Al Martin says, ‘The preacher must employ the rhetoric which Jael used upon Sisera, putting his nail to the head of the auditor, and driving it sheer and clean through his brain.’ Most preaching today simply takes the tent peg and loosens the dandruff on Sisera’s head, instead of fastening his skull to the ground.
If preaching is to be searching and lively in application, it must go beyond shaking a few flakes loose, and get to the real business of fastening the truth firmly into the heads of the listeners.
Charles Bridges says, ‘The general sermons that are preached to everybody, in fact, are preached to nobody.’
The congregation must be made to feel the conviction of sin, deeply and firmly. They must be made to feel the consolation of precious and magnificent promises. They must be made to feel that Christ is for them, that his blood can cleanse from their sins. The tent peg of truth must be driven home if they are to discern feelingly, with judgment day discrimination, whether or not they are among Christ’s sheep. Nothing less than that constitutes biblical preaching.
There was a persuasiveness and lucidity in the way the Lord Jesus spoke. It was utterly fascinating and compelling so that his audiences had to listen even until the sun went down and they realised how hungry they were. We are told that the common people heard him gladly. The teaching was often profound. Even his own disciples, who heard some of these messages many times, did not understand all he said. The messages were constantly provocative and controversial, but as you listened there was something that gripped your attention and you hung on to every word.
I remember in September 1958 hearing Dr. Lloyd-Jones for the first time at the induction services of Dr Eifion Evans in Memorial Hall in Cardiff. I was still in my teens, but only barely. I had left school that year and the university lay before me.

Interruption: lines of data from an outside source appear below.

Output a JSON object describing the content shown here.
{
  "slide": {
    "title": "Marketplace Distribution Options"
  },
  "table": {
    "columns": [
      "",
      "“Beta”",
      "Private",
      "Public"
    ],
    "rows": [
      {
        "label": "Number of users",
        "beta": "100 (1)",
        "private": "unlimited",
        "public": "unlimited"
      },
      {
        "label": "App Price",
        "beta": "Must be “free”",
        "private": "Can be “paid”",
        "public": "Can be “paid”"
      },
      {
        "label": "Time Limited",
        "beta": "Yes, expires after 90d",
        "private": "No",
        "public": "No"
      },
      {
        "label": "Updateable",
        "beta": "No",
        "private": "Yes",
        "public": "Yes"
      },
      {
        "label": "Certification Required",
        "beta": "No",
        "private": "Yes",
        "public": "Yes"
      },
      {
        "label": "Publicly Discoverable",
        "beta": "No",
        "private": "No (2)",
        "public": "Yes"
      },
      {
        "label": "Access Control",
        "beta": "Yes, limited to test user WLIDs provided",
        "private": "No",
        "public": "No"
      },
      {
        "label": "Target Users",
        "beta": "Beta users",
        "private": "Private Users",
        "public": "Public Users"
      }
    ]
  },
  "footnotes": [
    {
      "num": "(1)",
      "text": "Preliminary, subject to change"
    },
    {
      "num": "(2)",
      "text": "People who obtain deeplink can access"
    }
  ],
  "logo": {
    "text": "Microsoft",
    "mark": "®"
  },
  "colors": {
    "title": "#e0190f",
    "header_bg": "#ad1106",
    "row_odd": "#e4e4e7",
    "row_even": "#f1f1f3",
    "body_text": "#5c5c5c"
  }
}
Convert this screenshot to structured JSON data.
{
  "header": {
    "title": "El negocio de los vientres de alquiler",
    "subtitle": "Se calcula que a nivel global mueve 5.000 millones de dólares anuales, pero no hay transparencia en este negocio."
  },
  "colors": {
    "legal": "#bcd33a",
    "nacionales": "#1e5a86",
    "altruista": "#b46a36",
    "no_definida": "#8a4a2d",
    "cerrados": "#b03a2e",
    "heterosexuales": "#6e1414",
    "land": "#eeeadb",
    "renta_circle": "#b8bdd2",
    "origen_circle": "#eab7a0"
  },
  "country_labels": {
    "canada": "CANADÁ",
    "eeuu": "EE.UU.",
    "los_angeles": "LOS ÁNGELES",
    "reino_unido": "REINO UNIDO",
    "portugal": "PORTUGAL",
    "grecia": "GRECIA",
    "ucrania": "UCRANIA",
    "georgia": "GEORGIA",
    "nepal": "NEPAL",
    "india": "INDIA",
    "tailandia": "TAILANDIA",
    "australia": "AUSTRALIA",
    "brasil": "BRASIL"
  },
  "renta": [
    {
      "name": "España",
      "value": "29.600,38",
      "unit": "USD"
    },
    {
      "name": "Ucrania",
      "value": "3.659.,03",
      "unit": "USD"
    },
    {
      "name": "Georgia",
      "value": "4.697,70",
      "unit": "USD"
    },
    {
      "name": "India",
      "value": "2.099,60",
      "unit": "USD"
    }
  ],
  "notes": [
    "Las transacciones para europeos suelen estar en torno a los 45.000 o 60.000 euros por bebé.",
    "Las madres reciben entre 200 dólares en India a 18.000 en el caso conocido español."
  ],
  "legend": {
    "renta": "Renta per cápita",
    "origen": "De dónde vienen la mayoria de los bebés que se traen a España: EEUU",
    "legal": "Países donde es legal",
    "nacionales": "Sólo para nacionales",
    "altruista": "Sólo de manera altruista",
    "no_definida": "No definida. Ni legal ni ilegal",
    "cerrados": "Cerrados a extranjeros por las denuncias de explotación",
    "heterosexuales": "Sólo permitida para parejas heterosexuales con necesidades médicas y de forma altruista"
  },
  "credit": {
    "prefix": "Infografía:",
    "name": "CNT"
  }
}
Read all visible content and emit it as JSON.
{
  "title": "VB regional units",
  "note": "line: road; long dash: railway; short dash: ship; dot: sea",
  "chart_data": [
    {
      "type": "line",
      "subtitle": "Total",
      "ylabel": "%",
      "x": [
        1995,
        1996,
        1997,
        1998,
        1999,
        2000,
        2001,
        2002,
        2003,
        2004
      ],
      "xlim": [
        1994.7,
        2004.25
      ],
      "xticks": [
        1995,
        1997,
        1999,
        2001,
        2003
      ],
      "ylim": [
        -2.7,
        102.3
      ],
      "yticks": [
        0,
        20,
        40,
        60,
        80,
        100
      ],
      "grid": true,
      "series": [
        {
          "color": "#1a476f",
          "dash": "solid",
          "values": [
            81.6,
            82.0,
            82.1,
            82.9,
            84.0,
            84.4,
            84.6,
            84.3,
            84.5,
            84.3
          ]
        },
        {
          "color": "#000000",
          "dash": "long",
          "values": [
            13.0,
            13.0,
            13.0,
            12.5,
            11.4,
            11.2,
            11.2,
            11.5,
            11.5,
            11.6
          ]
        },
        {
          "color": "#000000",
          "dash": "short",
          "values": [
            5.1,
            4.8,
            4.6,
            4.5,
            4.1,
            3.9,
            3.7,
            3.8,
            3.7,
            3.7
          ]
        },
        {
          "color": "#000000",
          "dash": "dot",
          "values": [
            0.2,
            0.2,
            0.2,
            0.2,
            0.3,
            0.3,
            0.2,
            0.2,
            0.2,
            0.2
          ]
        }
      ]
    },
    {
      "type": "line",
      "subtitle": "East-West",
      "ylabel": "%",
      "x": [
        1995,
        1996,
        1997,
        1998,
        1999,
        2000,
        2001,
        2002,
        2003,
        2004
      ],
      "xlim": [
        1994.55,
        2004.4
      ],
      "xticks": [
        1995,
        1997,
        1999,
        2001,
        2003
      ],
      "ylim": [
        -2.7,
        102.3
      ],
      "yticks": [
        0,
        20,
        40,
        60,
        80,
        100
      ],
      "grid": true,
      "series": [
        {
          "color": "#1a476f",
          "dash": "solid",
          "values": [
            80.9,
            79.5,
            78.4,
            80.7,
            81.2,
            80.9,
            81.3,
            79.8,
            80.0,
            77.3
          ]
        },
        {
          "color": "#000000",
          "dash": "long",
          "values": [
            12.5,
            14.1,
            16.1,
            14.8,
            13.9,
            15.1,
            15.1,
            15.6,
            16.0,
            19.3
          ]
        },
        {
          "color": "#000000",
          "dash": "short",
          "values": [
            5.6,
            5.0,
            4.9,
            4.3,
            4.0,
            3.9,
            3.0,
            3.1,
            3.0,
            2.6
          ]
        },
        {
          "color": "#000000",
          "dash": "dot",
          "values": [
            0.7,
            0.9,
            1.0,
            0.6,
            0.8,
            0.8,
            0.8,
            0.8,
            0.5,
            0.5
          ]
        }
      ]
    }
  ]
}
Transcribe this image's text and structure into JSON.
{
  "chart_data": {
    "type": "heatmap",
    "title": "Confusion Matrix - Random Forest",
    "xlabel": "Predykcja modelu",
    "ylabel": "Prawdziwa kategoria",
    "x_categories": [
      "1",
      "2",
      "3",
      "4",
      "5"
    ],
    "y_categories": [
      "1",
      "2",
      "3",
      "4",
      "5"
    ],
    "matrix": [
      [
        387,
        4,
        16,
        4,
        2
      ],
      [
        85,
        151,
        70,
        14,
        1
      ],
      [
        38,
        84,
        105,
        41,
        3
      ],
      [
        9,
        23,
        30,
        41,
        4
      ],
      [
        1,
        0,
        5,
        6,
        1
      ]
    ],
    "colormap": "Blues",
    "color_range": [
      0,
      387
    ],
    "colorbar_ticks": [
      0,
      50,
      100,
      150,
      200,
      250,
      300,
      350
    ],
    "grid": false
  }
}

What I heard in that black-suited, great-hymned, word-centred sober service was all very different from what I had come across before. It was as if they had all been an imitation of this reality. I might have gone through life never having coming across this factualness. I left that meeting believing that I had been to something important. But I did not know why, and had to find out. There was a different dimension to the occasion, and that was all. I could not even tell you what the text was (though I subsequently learned about it from Dr Lloyd-Jones). There have been other occasions when I have heard men preach, on whom God’s hand seemed to be resting.